The district had been classified by the New Jersey Department of Education as being in District Factor Group "B", the second lowest of eight groupings. District Factor Groups organize districts statewide to allow comparison by common socioeconomic characteristics of the local districts. From lowest socioeconomic status to highest, the categories are A, B, CD, DE, FG, GH, I and J.

==Operations==
In 1987, the U.S. military directly payid the school district for education of students, since the district cannot collect property-based school taxes from the military bases themselves.

==Attendance area==
It is the singular school district for most of the township, except portions on Joint Base McGuire-Dix-Lakehurst, which is listed by the United States Census Bureau as having its own school district. Students on portions of the joint base attend area school district public schools, as the Department of Defense Education Activity (DoDEA) does not operate any schools on that base.
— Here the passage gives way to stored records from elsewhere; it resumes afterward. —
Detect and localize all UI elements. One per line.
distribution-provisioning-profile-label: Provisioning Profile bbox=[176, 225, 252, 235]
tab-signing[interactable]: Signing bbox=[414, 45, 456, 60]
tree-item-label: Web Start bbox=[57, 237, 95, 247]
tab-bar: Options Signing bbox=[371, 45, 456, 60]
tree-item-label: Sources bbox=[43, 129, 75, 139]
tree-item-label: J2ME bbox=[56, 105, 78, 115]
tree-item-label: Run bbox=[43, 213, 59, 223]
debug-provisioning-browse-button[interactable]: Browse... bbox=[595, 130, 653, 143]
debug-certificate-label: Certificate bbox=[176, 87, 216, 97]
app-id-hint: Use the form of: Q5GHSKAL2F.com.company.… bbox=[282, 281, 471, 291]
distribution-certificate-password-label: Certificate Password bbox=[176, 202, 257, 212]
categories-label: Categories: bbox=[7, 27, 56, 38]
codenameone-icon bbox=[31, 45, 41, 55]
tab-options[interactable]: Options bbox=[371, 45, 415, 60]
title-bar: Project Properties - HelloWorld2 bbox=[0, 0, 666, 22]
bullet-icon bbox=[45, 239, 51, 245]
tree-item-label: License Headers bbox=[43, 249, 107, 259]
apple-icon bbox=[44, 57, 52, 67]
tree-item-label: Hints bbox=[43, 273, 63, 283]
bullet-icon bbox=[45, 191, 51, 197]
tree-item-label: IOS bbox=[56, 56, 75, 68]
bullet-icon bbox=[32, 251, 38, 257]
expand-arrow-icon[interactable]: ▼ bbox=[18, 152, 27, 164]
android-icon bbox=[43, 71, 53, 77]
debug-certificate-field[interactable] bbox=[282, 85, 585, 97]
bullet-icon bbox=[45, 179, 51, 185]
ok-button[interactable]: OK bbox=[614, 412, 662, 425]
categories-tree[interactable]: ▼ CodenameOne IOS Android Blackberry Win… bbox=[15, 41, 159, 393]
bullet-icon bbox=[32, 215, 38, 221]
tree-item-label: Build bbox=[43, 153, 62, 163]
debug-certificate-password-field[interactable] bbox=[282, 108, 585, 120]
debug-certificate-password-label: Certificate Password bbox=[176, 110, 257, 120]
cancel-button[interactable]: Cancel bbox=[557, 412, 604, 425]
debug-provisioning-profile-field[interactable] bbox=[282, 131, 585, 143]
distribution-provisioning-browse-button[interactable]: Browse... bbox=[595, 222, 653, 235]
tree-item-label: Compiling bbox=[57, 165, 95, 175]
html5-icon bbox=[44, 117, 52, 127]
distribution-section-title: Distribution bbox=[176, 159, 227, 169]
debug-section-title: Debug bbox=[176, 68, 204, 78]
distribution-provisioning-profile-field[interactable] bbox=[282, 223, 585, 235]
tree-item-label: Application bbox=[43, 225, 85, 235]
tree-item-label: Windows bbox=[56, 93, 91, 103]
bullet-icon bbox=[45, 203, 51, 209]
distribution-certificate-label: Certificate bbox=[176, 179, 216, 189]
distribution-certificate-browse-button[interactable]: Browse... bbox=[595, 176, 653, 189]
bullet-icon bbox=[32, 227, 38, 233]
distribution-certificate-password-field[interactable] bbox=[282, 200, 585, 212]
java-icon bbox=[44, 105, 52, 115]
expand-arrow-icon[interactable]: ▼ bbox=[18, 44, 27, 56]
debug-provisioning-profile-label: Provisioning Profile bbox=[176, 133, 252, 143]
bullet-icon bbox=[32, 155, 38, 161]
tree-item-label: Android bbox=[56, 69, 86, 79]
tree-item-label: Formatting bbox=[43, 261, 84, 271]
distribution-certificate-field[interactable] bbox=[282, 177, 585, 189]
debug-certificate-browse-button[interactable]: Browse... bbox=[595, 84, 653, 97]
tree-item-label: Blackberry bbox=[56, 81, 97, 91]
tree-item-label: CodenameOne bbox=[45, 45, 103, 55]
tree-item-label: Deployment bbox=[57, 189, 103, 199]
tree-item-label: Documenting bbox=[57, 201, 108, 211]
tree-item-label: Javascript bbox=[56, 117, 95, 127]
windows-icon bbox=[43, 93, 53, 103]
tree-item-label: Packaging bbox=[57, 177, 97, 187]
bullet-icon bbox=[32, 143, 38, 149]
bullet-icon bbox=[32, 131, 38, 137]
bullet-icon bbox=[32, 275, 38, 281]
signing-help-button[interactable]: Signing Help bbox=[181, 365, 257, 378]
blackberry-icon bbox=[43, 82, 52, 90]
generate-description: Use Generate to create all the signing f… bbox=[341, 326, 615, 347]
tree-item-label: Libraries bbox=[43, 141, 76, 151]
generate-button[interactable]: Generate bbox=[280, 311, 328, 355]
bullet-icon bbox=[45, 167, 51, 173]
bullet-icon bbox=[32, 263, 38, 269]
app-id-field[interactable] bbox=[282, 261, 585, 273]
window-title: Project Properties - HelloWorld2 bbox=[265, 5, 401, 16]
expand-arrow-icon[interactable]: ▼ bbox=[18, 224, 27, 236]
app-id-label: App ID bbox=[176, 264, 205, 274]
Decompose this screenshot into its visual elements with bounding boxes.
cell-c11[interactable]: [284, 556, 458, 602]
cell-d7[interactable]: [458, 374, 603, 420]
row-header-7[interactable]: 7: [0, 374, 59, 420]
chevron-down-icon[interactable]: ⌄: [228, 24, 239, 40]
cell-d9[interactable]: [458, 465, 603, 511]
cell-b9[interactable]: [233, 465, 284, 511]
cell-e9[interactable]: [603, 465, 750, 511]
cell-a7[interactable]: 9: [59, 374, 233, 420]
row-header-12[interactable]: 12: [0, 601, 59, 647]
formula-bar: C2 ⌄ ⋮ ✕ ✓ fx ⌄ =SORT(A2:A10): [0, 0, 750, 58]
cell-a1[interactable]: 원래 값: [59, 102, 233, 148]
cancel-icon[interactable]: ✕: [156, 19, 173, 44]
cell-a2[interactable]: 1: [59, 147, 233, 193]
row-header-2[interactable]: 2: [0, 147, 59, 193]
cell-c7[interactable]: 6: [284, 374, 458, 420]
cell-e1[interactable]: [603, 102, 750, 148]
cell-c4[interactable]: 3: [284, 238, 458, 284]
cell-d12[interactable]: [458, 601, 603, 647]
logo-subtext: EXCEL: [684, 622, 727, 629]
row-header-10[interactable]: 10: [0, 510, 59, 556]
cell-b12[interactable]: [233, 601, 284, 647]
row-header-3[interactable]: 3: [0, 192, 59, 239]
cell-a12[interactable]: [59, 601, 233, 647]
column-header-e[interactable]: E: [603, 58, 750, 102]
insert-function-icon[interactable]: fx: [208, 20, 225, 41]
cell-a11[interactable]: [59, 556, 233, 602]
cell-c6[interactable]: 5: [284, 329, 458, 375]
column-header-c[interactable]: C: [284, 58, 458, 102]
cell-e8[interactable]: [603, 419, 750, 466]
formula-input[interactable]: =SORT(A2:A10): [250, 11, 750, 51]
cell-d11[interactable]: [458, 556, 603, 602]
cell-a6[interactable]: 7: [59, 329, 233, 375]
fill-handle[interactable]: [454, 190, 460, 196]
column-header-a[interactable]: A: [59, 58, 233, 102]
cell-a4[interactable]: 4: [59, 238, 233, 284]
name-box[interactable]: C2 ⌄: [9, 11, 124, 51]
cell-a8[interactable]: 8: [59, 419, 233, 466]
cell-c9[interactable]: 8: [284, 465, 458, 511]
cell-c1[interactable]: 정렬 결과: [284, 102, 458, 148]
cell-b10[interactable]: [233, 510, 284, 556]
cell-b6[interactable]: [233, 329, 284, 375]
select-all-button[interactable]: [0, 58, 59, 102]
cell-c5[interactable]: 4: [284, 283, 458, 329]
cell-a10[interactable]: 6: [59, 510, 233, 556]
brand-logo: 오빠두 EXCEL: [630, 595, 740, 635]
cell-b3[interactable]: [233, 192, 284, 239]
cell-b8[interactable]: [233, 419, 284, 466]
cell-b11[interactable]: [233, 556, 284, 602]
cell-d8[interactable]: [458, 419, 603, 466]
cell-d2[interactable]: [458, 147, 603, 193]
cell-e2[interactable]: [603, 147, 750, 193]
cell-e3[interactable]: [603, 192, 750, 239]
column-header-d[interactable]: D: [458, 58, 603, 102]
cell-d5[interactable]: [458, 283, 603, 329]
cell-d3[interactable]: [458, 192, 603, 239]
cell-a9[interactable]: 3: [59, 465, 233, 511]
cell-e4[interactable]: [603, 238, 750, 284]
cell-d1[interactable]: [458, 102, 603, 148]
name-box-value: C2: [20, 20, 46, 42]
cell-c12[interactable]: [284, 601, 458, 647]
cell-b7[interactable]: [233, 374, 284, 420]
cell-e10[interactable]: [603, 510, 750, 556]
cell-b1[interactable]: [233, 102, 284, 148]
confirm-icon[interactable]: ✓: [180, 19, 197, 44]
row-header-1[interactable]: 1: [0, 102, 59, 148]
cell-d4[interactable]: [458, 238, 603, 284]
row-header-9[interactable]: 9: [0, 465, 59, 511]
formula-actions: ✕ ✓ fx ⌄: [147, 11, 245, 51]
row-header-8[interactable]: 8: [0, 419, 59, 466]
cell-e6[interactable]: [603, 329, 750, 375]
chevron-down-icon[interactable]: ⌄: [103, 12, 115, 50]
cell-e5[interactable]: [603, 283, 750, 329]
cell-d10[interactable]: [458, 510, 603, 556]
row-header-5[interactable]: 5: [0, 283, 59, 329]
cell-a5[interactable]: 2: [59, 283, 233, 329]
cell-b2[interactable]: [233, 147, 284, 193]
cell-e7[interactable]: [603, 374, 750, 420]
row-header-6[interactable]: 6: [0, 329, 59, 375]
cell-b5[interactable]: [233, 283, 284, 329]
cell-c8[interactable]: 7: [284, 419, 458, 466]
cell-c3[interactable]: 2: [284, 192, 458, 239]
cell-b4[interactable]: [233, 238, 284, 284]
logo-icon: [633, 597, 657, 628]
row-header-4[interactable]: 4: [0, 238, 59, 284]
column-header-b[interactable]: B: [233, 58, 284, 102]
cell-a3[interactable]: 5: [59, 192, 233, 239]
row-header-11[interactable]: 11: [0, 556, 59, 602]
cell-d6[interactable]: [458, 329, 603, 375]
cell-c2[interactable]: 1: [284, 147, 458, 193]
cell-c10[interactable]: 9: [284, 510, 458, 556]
Students on-post in the McGuire and Dix areas (McGuire Air Force Base and Fort Dix) may attend one of the following in their grade levels, with all siblings in a family taking the same choice: Pemberton Township District, North Hanover Township School District, and Northern Burlington County Regional School District.

==Awards and recognition==
Pemberton High School was awarded AP District Honor Roll for simultaneously achieving increases in access to Advanced Placement courses for a broader number of students and also maintaining or improved rate at which the school's AP students earned scores of 3 or higher on an AP Exam.

In the 2016–2017 school year, Helen Fort Newcomb Middle School, Howard Emmons School and Alexander Denbo School were recognized as State Schools of Character by the New Jersey Alliance for Social, Emotional, and Character Development.

In the 2017–2018 school year, Samuel Busansky, Fort Dix, Harker-Wylie and Joseph Stackhouse elementary schools, along with Pemberton Early Childhood Education Center were recognized as State Schools of Character by the New Jersey Alliance for Social, Emotional, and Character Development.

==Student body==
In 1988 23% of the students in the Pemberton district were from military families.

==Schools==
Schools in the district (with 2021–22 enrollment data from the National Center for Education Statistics) are:
- Preschool
- Pemberton Early Childhood Education Center (with 416 students; PreK)
  - Deborah Ceplo, principal
- Elementary schools
- Samuel T. Busansky Elementary School (281; 3–5)
  - Maureen DiBella, assistant director; Norman Adams, principal
- Denbo-Crichton Elementary School (850; K–5)
  - Brett Thorp, principal
- Howard L. Emmons Elementary School (293; K-2)
  - John Schmidt, principal
- Fort Dix Elementary School (317; PreK-5)
  - Darvis Holley, principal
- Joseph S. Stackhouse Elementary School (223; K-2)
  - Robin Blue, principal
- Middle schools
- Marcus Newcomb Middle School (307; 6)
  - Ashley Walulak, principal
- Helen A. Fort Middle School (661; 7–8)
  - Aaron Eyler, principal
- High school
- Pemberton Township High School (1,029; 9–12)
  - Jermaine Blount, principal

==Administration==
Core members of the district's administration are:
- Jeff Havers, superintendent,
- Pasquale Yacovelli, school business administrator and board secretary

==Board of education==
The district's board of education, comprised of nine members, sets policy and oversees the fiscal and educational operation of the district through its administration. As a Type II school district, the board's trustees are elected directly by voters to serve three-year terms of office on a staggered basis, with three seats up for election each year held (since 2012) as part of the November general election. The board appoints a superintendent to oversee the district's day-to-day operations and a business administrator to supervise the business functions of the district.